Dass die Mehrleistungen mit Mehrvergütung einhergehen, werten die Ärzte dagegen positiv. Gehandelt werden Beträge zwischen 600 Millionen bis 1,2 Milliarden Euro im Jahr. Wie viel genau herauskomme, sei unklar, hieß es am Donnerstag bei der Kassenärztlichen Bundesvereinigung (KBV).
Hausärzteverbands-Chef Ulrich Weigeldt begrüßte die Stärkung der Hausarztzentrierten Versorgung durch eine verpflichtende Bonifizierung der Patienten. Nur in der HzV sei eine Strukturverbesserung der Patientenversorgung wirklich festzustellen. Es bleibe abzuwarten, wie die Kassen damit umgingen.
Zugriff der Politik auf die Selbstverwaltung kritisiert
„Mit dem TSVG gelingt erstmals seit ,Lahnstein‘ der Einstieg in die Entbudgetierung. Die Bedeutung der grundversorgenden Fachärzte wird festgeschrieben und die koordinierende Funktion des Hausarztes gestärkt. Diese jahrelange Forderung der niedergelassenen Ärzte ist allerdings verbunden mit weiteren gravierenden Eingriffen in die Organisation der Praxen und einer fortgesetzten Beschneidung der ärztlichen Selbstverwaltung“, sagte Dr. Dirk Heinrich, Vorsitzender des NAV-Virchowbundes.
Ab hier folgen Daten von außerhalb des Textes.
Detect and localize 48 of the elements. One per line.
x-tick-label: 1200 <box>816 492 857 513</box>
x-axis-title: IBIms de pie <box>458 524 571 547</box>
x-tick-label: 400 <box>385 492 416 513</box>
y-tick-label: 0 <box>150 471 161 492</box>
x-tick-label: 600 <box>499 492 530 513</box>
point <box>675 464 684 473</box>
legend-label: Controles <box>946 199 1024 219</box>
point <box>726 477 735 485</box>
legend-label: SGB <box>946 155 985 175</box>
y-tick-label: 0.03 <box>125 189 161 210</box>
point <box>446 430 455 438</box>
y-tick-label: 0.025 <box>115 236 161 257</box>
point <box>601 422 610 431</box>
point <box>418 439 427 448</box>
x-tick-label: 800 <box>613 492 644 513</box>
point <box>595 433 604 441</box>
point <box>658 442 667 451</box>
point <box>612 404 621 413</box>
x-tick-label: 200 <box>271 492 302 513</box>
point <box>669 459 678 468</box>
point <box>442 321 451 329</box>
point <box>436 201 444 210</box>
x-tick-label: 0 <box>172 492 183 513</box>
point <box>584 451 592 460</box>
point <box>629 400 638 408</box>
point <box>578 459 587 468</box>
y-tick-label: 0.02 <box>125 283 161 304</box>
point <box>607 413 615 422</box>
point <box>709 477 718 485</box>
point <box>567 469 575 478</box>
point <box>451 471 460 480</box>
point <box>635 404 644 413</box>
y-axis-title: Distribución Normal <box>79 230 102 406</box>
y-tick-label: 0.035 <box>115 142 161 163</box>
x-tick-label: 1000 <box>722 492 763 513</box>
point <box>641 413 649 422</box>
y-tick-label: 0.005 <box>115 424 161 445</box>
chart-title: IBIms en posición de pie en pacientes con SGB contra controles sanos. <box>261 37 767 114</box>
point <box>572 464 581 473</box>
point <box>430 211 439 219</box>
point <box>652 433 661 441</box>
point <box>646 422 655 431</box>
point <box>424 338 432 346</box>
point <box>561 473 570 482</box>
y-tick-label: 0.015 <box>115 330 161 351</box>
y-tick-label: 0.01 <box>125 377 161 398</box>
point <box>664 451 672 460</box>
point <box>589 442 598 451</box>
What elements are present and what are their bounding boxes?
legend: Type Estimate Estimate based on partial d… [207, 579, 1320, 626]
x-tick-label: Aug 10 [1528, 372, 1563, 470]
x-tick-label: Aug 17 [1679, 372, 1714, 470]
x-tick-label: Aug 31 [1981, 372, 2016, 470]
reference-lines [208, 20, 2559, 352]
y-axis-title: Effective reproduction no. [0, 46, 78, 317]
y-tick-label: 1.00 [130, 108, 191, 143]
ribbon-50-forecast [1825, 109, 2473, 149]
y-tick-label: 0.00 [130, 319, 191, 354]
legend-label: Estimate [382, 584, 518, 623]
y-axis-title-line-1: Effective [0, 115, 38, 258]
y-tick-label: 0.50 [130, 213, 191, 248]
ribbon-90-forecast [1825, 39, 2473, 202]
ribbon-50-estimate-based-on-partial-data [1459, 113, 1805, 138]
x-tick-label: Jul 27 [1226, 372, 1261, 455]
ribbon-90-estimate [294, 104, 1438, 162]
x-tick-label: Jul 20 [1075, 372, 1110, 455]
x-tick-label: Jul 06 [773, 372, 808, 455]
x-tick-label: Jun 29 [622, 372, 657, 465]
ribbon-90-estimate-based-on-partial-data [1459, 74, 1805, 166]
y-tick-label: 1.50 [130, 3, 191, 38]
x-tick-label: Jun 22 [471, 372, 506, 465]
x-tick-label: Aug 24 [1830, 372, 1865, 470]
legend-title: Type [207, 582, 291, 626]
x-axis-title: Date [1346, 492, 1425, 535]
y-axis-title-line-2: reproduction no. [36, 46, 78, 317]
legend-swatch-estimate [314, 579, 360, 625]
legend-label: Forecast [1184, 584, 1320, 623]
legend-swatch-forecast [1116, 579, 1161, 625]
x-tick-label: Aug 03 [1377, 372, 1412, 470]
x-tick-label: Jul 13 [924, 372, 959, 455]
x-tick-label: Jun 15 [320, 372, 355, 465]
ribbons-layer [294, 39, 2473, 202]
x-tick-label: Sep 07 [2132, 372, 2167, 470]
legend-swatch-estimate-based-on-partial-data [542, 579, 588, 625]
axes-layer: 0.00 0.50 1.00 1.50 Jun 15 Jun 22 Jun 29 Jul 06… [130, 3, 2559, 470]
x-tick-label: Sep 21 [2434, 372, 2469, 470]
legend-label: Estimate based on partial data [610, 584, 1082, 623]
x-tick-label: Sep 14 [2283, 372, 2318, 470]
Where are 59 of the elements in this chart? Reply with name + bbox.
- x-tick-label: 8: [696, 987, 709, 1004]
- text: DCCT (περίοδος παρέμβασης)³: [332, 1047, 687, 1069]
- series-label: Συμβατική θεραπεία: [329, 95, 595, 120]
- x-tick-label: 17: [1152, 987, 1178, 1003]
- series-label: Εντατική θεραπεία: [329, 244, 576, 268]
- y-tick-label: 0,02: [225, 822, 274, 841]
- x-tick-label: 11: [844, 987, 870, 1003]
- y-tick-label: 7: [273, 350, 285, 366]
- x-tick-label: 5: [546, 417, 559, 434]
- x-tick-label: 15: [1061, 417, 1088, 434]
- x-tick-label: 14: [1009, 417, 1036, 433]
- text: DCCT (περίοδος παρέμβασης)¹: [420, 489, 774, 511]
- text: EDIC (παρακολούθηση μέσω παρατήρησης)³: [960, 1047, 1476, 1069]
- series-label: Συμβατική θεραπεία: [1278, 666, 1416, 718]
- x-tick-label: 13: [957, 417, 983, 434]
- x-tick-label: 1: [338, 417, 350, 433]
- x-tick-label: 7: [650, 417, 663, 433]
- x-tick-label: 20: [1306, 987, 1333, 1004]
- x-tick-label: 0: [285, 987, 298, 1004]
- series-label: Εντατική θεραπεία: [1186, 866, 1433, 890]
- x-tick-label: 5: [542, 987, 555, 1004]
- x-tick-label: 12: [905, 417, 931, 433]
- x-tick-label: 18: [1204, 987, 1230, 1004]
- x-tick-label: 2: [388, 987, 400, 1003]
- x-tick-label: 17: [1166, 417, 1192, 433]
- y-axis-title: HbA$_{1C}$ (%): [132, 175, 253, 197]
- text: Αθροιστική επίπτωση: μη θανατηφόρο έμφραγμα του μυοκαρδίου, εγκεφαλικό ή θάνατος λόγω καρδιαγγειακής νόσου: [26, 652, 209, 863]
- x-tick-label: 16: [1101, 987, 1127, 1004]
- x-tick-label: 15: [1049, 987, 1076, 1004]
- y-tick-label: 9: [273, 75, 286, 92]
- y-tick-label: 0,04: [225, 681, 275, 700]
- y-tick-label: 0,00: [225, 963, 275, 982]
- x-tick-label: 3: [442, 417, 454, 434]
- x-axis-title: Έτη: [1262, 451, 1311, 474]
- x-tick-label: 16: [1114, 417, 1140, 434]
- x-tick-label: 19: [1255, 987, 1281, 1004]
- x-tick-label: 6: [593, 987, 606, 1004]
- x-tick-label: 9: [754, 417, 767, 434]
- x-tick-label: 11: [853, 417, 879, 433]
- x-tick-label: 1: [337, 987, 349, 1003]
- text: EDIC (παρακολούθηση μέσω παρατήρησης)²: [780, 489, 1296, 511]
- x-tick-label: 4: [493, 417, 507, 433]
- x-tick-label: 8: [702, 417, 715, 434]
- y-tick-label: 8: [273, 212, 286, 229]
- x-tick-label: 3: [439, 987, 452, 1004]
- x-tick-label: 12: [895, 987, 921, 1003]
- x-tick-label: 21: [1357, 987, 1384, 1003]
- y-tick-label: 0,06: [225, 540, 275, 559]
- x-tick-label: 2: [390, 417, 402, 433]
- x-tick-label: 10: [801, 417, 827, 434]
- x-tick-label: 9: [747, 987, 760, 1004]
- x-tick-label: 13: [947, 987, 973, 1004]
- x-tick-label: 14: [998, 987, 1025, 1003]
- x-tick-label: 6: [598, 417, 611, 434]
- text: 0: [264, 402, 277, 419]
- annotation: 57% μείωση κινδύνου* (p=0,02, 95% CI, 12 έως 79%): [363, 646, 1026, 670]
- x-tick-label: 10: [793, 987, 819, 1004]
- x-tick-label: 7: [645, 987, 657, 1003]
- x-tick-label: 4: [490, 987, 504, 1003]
Der Vorsitzende des Hartmannbundes, Dr. Klaus Reinhardt, erinnerte daran, dass Eigeninitiative und Verantwortung in der ärztlichen Selbstständigkeit unverzichtbare Elemente der Sicherstellung einer qualitativ hochwertigen flächendeckenden medizinischen Versorgung seien. „Jeder unangemessene politische Eingriff schwächt deshalb unmittelbar auch unser Gesundheitssystem“, sagte Reinhardt.
"Noch mehr Leistungen kann es nur geben, wenn diese auch bezahlt werden“, sagte KBV-Chef Dr. Andreas Gassen. Diese an sich simple Erkenntnis sei nun von Minister Jens Spahn mit dem TSVG in Gesetzesform gegossen worden. „Wie viel Geld mehr es am Ende sein wird, weiß heute allerdings noch niemand, sagte Gassen.
Er kritisierte, dass das Versorgungsgesetz in die Praxisabläufe eingreife und mehr Gängelung im Praxisalltag mit sich bringe.